In fact, Google traces components of Coruna to hacking techniques it spotted in use in February of last year and attributed to what it describes only as a “customer of a surveillance company.” Then, five months later, Google says a more complete version of Coruna reappeared in what appears to have been an espionage campaign carried out by a suspected Russian spy group, which hid the hacking code in a common visitor-counting component of Ukrainian websites.

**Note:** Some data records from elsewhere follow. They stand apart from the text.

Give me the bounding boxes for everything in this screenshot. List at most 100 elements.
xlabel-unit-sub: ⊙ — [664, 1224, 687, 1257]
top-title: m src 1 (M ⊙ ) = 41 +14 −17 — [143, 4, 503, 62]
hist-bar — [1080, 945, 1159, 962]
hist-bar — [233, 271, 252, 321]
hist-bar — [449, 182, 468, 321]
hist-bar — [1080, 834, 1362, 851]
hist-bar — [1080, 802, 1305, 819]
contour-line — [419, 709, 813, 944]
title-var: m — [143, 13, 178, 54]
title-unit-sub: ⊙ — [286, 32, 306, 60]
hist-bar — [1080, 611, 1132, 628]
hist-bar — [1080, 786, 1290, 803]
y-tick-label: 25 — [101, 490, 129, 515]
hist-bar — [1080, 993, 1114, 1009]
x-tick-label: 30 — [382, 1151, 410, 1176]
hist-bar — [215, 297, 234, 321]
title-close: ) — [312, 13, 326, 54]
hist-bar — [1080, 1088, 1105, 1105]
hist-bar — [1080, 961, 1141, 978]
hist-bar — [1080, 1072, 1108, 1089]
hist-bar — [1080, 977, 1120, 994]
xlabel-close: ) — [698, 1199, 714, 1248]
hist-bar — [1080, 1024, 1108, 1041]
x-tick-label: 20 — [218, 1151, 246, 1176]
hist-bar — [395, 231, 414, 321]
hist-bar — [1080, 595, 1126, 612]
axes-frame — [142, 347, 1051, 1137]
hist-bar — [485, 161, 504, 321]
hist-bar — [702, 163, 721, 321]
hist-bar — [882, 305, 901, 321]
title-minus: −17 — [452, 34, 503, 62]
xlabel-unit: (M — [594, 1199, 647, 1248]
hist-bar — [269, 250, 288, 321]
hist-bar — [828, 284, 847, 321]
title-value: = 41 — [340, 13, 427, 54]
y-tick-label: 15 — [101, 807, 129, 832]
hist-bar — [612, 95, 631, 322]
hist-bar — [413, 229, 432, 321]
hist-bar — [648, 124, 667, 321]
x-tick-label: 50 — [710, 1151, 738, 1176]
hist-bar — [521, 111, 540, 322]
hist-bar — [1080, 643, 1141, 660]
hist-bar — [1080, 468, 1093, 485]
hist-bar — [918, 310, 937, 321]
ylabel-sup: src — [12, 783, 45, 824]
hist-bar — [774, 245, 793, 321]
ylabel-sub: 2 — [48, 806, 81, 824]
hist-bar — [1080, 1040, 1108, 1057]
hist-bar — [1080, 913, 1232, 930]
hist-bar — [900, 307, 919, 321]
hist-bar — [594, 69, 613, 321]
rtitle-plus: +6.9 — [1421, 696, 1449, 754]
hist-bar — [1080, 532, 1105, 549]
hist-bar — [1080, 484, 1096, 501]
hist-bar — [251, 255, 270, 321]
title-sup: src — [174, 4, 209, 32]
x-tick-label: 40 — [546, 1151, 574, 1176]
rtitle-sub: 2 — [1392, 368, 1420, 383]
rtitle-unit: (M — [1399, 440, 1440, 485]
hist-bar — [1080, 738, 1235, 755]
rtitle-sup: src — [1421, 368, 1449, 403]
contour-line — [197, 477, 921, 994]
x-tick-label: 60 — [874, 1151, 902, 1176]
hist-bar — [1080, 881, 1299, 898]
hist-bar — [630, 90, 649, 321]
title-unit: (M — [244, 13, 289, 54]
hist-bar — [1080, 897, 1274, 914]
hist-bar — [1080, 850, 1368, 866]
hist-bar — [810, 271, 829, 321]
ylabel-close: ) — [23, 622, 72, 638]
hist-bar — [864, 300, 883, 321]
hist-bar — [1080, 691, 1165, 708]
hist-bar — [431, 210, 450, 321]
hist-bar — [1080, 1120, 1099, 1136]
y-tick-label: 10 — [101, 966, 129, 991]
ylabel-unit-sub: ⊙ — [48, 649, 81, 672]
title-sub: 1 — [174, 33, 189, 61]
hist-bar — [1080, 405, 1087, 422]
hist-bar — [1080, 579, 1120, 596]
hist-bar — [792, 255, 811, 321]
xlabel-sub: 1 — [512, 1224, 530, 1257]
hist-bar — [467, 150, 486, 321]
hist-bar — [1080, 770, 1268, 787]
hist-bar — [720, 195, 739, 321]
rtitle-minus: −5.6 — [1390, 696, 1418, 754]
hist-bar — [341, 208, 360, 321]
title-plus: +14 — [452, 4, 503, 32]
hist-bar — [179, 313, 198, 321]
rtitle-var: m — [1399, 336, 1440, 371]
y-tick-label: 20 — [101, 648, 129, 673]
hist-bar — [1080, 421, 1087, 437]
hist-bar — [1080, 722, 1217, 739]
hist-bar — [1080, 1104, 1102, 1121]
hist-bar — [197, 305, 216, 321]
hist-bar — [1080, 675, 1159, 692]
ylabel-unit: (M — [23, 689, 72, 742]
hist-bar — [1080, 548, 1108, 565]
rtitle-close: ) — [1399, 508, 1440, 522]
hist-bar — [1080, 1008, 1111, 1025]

Finally, Google spotted Coruna in use yet again in what seems to have been a purely profit-focused hacking campaign, infecting Chinese-language crypto and gambling sites to deliver malware that steals victims’ cryptocurrency.

Conspicuously absent from Google's report is any mention of who the original surveillance company “customer” that deployed Coruna may have been. But the mobile security company iVerify, which also analyzed a version of Coruna it obtained from one of the infected Chinese sites, suggests the code may well have started life as a hacking kit built for or purchased by the US government. Google and iVerify both note that Coruna contains multiple components previously used in a hacking operation known as “Triangulation” that was discovered targeting Russian cybersecurity firm Kaspersky in 2023, which the Russian government claimed was the work of the NSA. (The US government didn’t respond to Russia’s claim.)

Coruna's code also appears to have been originally written by English-speaking coders, notes iVerify's cofounder Rocky Cole. “It's highly sophisticated, took millions of dollars to develop, and it bears the hallmarks of other modules that have been publicly attributed to the US government," Cole tells WIRED. “This is the first example we’ve seen of very likely US government tools—based on what the code is telling us—spinning out of control and being used by both our adversaries and cybercriminal groups.”

An “EternalBlue Moment”

Regardless of Coruna's origin, Google warns that a highly valuable and rare hacking toolkit appears to have traveled through a series of unlikely hands, and now exists in the wild where it could still be adopted—or adapted—by any hacker group seeking to target iPhone users.

“How this proliferation occurred is unclear, but suggests an active market for ‘second hand’ zero-day exploits,” Google's report reads, using the term zero-day to refer to secret hacking techniques that exploit unpatched vulnerabilities. “Beyond these identified exploits, multiple threat actors have now acquired advanced exploitation techniques that can be reused and modified with newly identified vulnerabilities.”

iVerify's Cole notes that if Coruna actually began life as a tool intended for the US government, though, it also raises questions about the security of mobile devices in a world where highly sophisticated hacking tools created for or sold to the American government can leak to adversaries. “This is the EternalBlue moment for mobile malware,” says Cole. EternalBlue is the Windows-hacking tool stolen from the National Security Agency and leaked in 2017, leading to its use in catastrophic cyberattacks, including North Korea's WannaCry worm and Russia's NotPetya attack.